As he always did, he first closed his eyes and tried to actually physically feel the tension draining from his body as he breathed. With every release of breath, he envisioned it as a warm, glowing liquid spilling out of his pores through his clothes and flowing over the platform’s sides.
He went through his checklist. Perfectly relaxed, naturally aligned, and oriented to the target. Check, check, and check.
He opened his right blue eye an eyelash length from the polished curve of the Zeiss’s scope, his focus and concentration tightening like a slipknot. In the scope, the universe condensed itself into a circle picture of a sidewalk guard shack, an iron fence, a circular driveway, a reflecting pool, and a bronze sculpture.
His body was perfect stillness. His mind was perfect visual awareness. He was entering the zone. He could feel it. He was dialing it in.

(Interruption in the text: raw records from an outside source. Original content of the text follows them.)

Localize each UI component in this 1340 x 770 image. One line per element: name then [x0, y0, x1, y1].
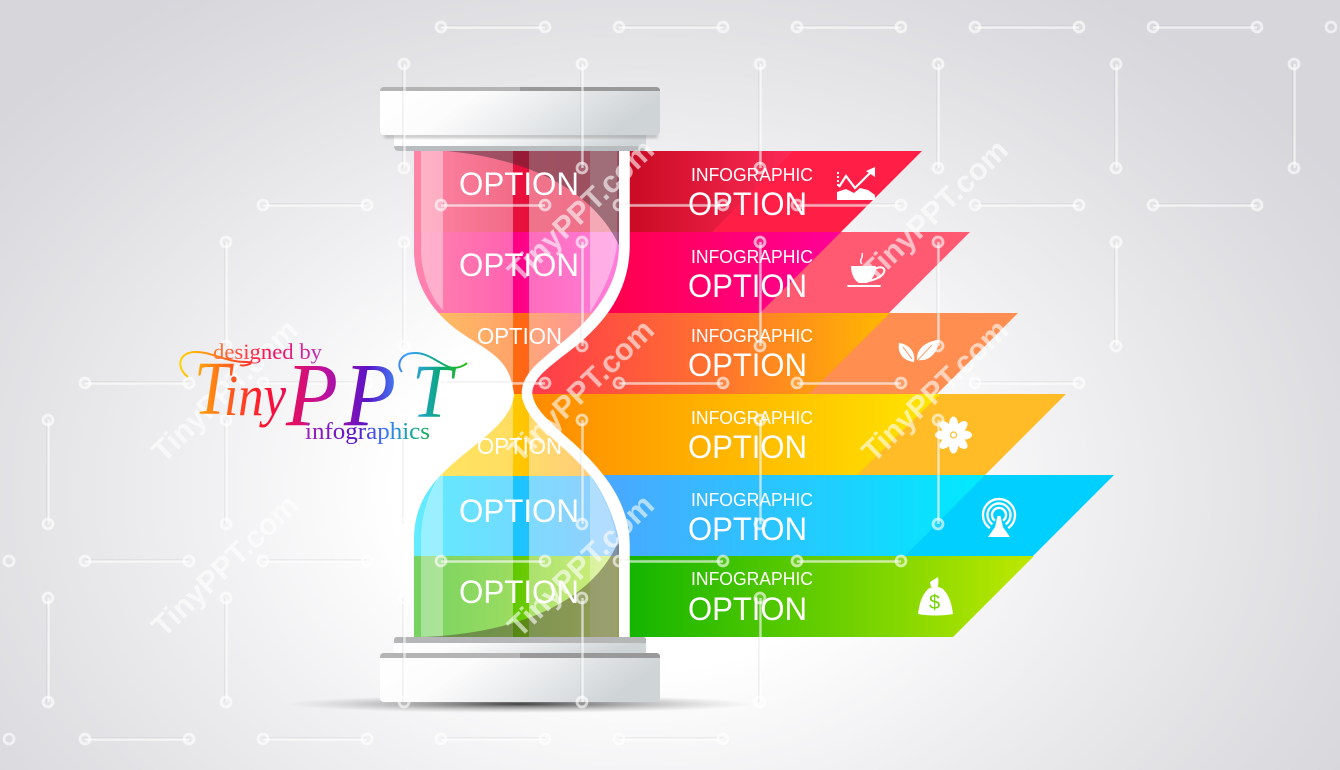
band 4 text	[688, 408, 813, 465]
band text	[688, 165, 813, 627]
logo: designed by TinyPPT infographics: P	[285, 346, 338, 445]
glass option labels	[459, 166, 579, 610]
watermarks: TinyPPT.com	[501, 488, 661, 644]
band 6 text	[688, 569, 813, 627]
band 2 text: OPTION	[688, 268, 807, 304]
icon: antenna	[983, 499, 1015, 537]
hourglass glass body	[410, 151, 625, 637]
icon: leaves	[899, 340, 939, 363]
label 1: OPTION	[459, 166, 579, 202]
floor shadow	[285, 695, 755, 713]
icon: money bag	[918, 577, 953, 616]
band 5 text: OPTION	[688, 511, 807, 547]
band 2 text	[688, 247, 813, 304]
label 5: OPTION	[459, 493, 579, 529]
band 6: green	[630, 556, 1034, 637]
logo: designed by TinyPPT infographics: iny	[224, 363, 286, 428]
icon: rising chart	[837, 167, 875, 200]
logo: designed by TinyPPT infographics: P	[343, 346, 396, 445]
watermarks: TinyPPT.com	[501, 313, 661, 469]
watermarks: TinyPPT.com	[145, 488, 305, 644]
logo flourishes	[180, 352, 467, 377]
band 1: red	[630, 151, 922, 232]
logo: designed by TinyPPT infographics: designed by	[213, 339, 322, 364]
top cap	[380, 87, 660, 151]
colored option bands	[500, 151, 1114, 637]
band 1 text: OPTION	[688, 186, 807, 222]
watermarks	[145, 133, 1015, 644]
band 5 text	[688, 490, 813, 547]
label 6: OPTION	[459, 574, 579, 610]
icon: coffee cup	[847, 253, 884, 287]
logo: designed by TinyPPT infographics: T	[194, 347, 234, 431]
logo: designed by TinyPPT infographics	[180, 339, 467, 445]
band 6 text: INFOGRAPHIC	[691, 569, 813, 589]
band 3 text	[688, 326, 813, 383]
bottom cap	[380, 637, 660, 702]
logo: designed by TinyPPT infographics: infographics	[305, 419, 430, 445]
watermarks: TinyPPT.com	[501, 133, 661, 289]
band 2: pink	[608, 232, 970, 313]
hourglass white outline	[527, 151, 624, 637]
icon: flower	[935, 416, 972, 454]
band 3: orange	[500, 313, 1018, 394]
icon: money bag: $	[929, 592, 940, 614]
band 4 text: INFOGRAPHIC	[691, 408, 813, 428]
watermarks: TinyPPT.com	[855, 313, 1015, 469]
band 5 text: INFOGRAPHIC	[691, 490, 813, 510]
band 6 text: OPTION	[688, 591, 807, 627]
label 2: OPTION	[459, 247, 579, 283]
label 4: OPTION	[477, 433, 562, 459]
label 3: OPTION	[477, 323, 562, 349]
logo: designed by TinyPPT infographics: T	[412, 350, 456, 434]
band 2 text: INFOGRAPHIC	[691, 247, 813, 267]
watermarks: TinyPPT.com	[855, 133, 1015, 289]
band 4 text: OPTION	[688, 429, 807, 465]
band 3 text: INFOGRAPHIC	[691, 326, 813, 346]
band 5: blue	[603, 475, 1114, 556]
band 3 text: OPTION	[688, 347, 807, 383]
band 1 text	[688, 165, 813, 222]
band 1 text: INFOGRAPHIC	[691, 165, 813, 185]
band 4: yellow	[500, 394, 1066, 475]
watermarks: TinyPPT.com	[145, 313, 305, 469]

Flashing lights crossed the meridian of his scope as the motorcade pulled up in front of the building. The lead vehicles slowed, and the huge presidential limo slipped in through the UN’s opened gate. He tracked it around the circular drive, all the way around the pool, and watched as it stopped well before the entrance to the right of the sculpture.
The doors popped a split second later, and there he was. Voilà! Like a rabbit out of a hat.
It was the new president, Jeremy Buckland, his famous face coming out of the car, dead center into the cross of the scope’s reticle.
The assassin held himself. He was in the midst of inhaling a breath, and he needed to wait for his exhale, for that still zone between the oxygen coming in and the carbon dioxide going out, where everything leveled so he could squeeze.
He never got there.
It just happened. Something happened.
There was a bluish-gray blur in the scope, and the president was gone.
What?!
He looked up over the rim of the scope.
It was a helicopter. A helicopter had come from nowhere and was now level with his position. He hadn’t heard it approach because of the headphones.
The Bell 412 had police markings and was twenty feet out off the building’s edge, pointed directly at him. There was a cop in it next to the pilot, pointing binoculars, again, right at him through the hole in the blind. The cop was looking right into his face.
The assassin stared in horror for a moment, then did the only remaining thing he could do.
He shifted to his left and center-sighted the huge Barrett rifle onto the helicopter and squeezed the trigger.
Chapter 7
It was one of those surreal moments when you say, Wait—this is impossible. I’m dreaming.
I’d just told the chopper pilot to head in closer on the east side of the MetLife Building for a second look, when under the rim of the roof, I spotted something with the binoculars.
It wasn’t movement this time, but a box, a weird black box tucked in behind a bunch of wires and a satellite dish. The pilot moved a little more to the left, and through a slit in the box’s front I suddenly saw what was inside.
It was a man.
Behind a rifle.
He was wearing earphones over a black balaclava ski mask and black coveralls, and he was lying prone beside an enormous black rifle.